The Diplomat

We’ve been hugely enjoying the Netflix series, The Diplomat, over the last week or so. It’s about a woman who is appointed as the American ambassador to London in the midst of a crisis, little realising that this may be a step towards something much bigger, and also attempting (or not) to salvage her marriage. It looks gorgeous, as this trailer will demonstrate:

Of course, it’s all a bit different from the way these things work in real life – no US Ambassador would get sent to London without a confirmation hearing by the Senate. (Yes, technically it could be done by a recess appointment, but this is not mentioned in the show.) The level of access enjoyed by the ambassador to the UK Foreign Office, and vice versa, is a tad unrealistic; the fact that we see officials swirling around the protagonist, and not the equivalent flocks around her British counterparts, makes the British look distinctly and unrealistically unbureaucratic.
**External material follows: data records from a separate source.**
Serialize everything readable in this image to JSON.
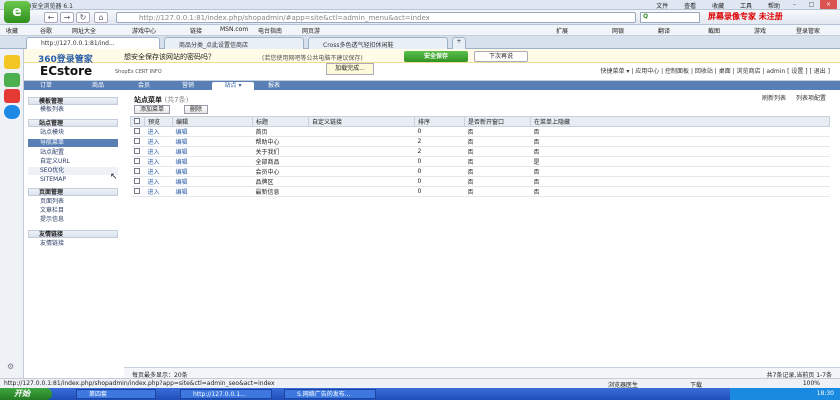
{
  "window": {
    "title": "360安全浏览器 6.1",
    "menu": [
      "文件",
      "查看",
      "收藏",
      "工具",
      "帮助"
    ]
  },
  "nav": {
    "url": "http://127.0.0.1:81/index.php/shopadmin/#app=site&ctl=admin_menu&act=index",
    "promo": "屏幕录像专家 未注册"
  },
  "favorites": [
    "收藏",
    "谷歌",
    "网址大全",
    "游戏中心",
    "链接",
    "MSN.com",
    "电台指南",
    "网页游",
    "扩展",
    "网银",
    "翻译",
    "截图",
    "游戏",
    "登录管家"
  ],
  "tabs": [
    {
      "label": "http://127.0.0.1:81/ind..."
    },
    {
      "label": "商品分类_点此设置信商店"
    },
    {
      "label": "Cross多色透气轻扣休闲鞋"
    }
  ],
  "savebar": {
    "brand": "360登录管家",
    "question": "想安全保存该网站的密码吗？",
    "hint": "(若您使用网吧等公共电脑不建议保存)",
    "save": "安全保存",
    "later": "下次再说",
    "loading": "加载完成..."
  },
  "app": {
    "name": "ECstore",
    "sub": "ShopEx CERT INFO",
    "quickmenu": "快捷菜单 ▾ | 应用中心 | 控制面板 | 回收站 | 桌面 | 浏览商店 | admin [ 设置 ] [ 退出 ]"
  },
  "maintabs": [
    "订单",
    "商品",
    "会员",
    "营销",
    "站点",
    "报表"
  ],
  "leftmenu": {
    "sections": [
      {
        "title": "模板管理",
        "items": [
          "模板列表"
        ]
      },
      {
        "title": "站点管理",
        "items": [
          "站点模块",
          "导航菜单",
          "站点配置",
          "自定义URL",
          "SEO优化",
          "SITEMAP"
        ]
      },
      {
        "title": "页面管理",
        "items": [
          "页面列表",
          "文章栏目",
          "提示信息"
        ]
      },
      {
        "title": "友情链接",
        "items": [
          "友情链接"
        ]
      }
    ]
  },
  "content": {
    "title": "站点菜单",
    "count": "(共7条)",
    "toplinks": [
      "刷新列表",
      "列表项配置"
    ],
    "add_btn": "添加菜单",
    "delete_btn": "删除",
    "columns": [
      "",
      "预览",
      "编辑",
      "标题",
      "自定义链接",
      "排序",
      "是否新开窗口",
      "在菜单上隐藏"
    ],
    "rows": [
      {
        "preview": "进入",
        "edit": "编辑",
        "title": "首页",
        "link": "",
        "order": "0",
        "newwin": "否",
        "hide": "否"
      },
      {
        "preview": "进入",
        "edit": "编辑",
        "title": "帮助中心",
        "link": "",
        "order": "2",
        "newwin": "否",
        "hide": "否"
      },
      {
        "preview": "进入",
        "edit": "编辑",
        "title": "关于我们",
        "link": "",
        "order": "2",
        "newwin": "否",
        "hide": "否"
      },
      {
        "preview": "进入",
        "edit": "编辑",
        "title": "全部商品",
        "link": "",
        "order": "0",
        "newwin": "否",
        "hide": "是"
      },
      {
        "preview": "进入",
        "edit": "编辑",
        "title": "会员中心",
        "link": "",
        "order": "0",
        "newwin": "否",
        "hide": "否"
      },
      {
        "preview": "进入",
        "edit": "编辑",
        "title": "品牌区",
        "link": "",
        "order": "0",
        "newwin": "否",
        "hide": "否"
      },
      {
        "preview": "进入",
        "edit": "编辑",
        "title": "最新信息",
        "link": "",
        "order": "0",
        "newwin": "否",
        "hide": "否"
      }
    ],
    "footer_left": "每页最多显示：20条",
    "footer_right": "共7条记录,当前页 1-7条"
  },
  "status": {
    "url": "http://127.0.0.1:81/index.php/shopadmin/index.php?app=site&ctl=admin_seo&act=index",
    "doctor": "浏览器医生",
    "download": "下载",
    "zoom": "100%"
  },
  "taskbar": {
    "start": "开始",
    "tasks": [
      "第四套",
      "http://127.0.0.1...",
      "S.网络广告的发布..."
    ],
    "time": "18:30"
  },
  "colors": {
    "accent": "#5a7fb5",
    "save": "#2f9322",
    "taskbar": "#1f4fb8"
  }
}
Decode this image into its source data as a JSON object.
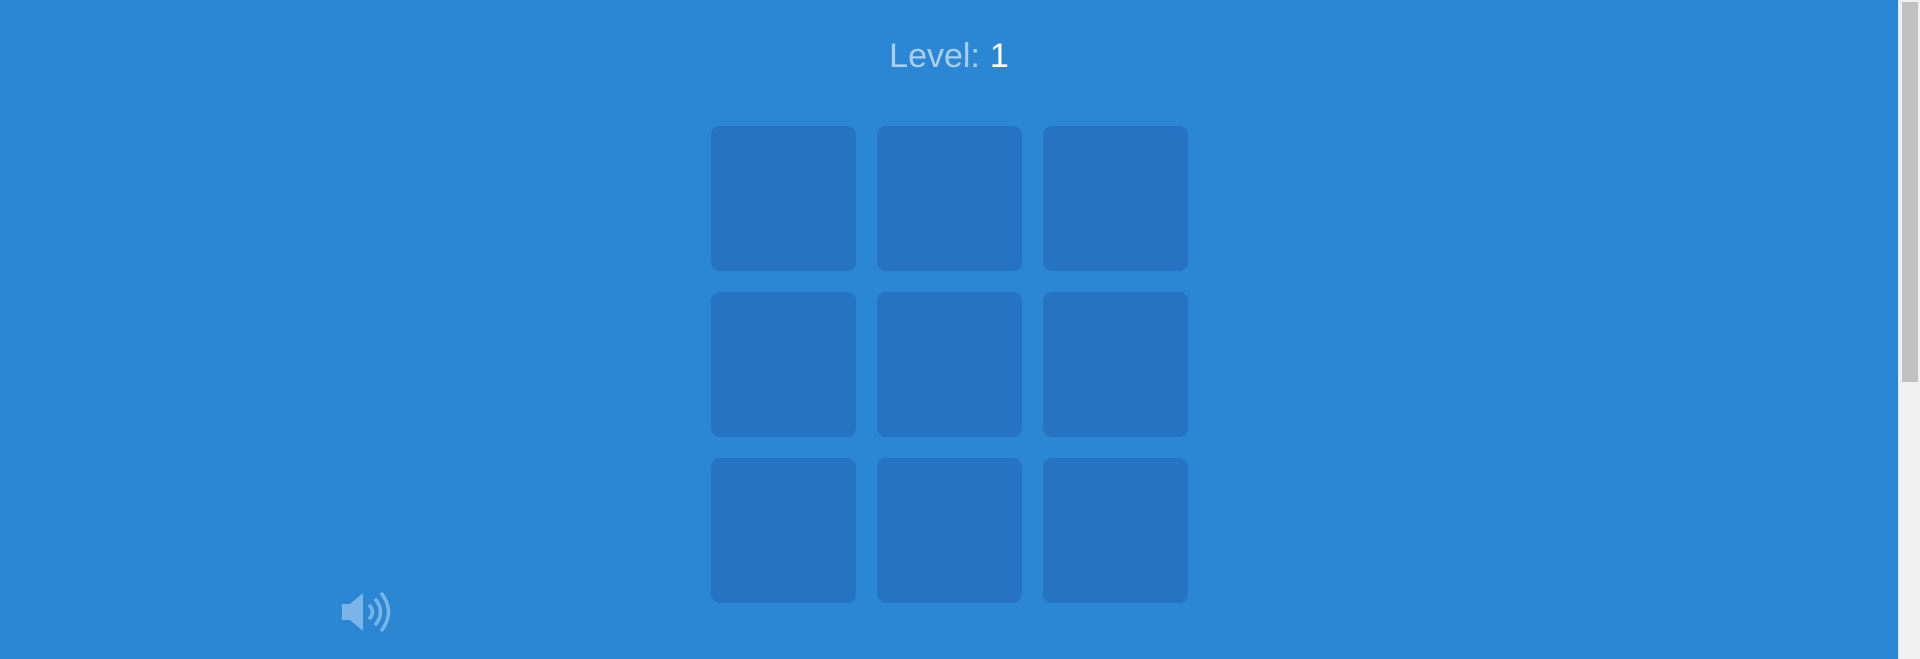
{
  "header": {
    "level_label": "Level:",
    "level_value": "1"
  },
  "board": {
    "rows": 3,
    "columns": 3,
    "tiles": [
      {
        "row": 1,
        "col": 1,
        "state": "idle"
      },
      {
        "row": 1,
        "col": 2,
        "state": "idle"
      },
      {
        "row": 1,
        "col": 3,
        "state": "idle"
      },
      {
        "row": 2,
        "col": 1,
        "state": "idle"
      },
      {
        "row": 2,
        "col": 2,
        "state": "idle"
      },
      {
        "row": 2,
        "col": 3,
        "state": "idle"
      },
      {
        "row": 3,
        "col": 1,
        "state": "idle"
      },
      {
        "row": 3,
        "col": 2,
        "state": "idle"
      },
      {
        "row": 3,
        "col": 3,
        "state": "idle"
      }
    ]
  },
  "controls": {
    "sound_icon": "speaker-volume-icon",
    "sound_on": true
  },
  "colors": {
    "background": "#2B87D3",
    "tile": "#2673C2",
    "level_label": "#A9CFF0",
    "level_value": "#FFFFFF",
    "sound_icon": "#7BB4E6"
  }
}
POLITICO has mercilessly fact-checked the show from the American point of view, and the UK foreign secretary has done the same with a little more mercy:

But let’s be honest, we don’t watch Macbeth to learn about eleventh-century Scottish history. The script was fun, the international intrigue a little crazy but also engaging, and the actors good to look at. I remember Rufus Sewell smouldering in Cold Comfort Farm three decades ago. He does a good smoulder. And it’s nice to see T’Nia Miller again from Doctor Who, Years and Years and Foudnation, though I’d have liked to see a bit more of Pearl Mackie.

So yes, recommended if you don’t mind a show that is definitely more drama than documentary.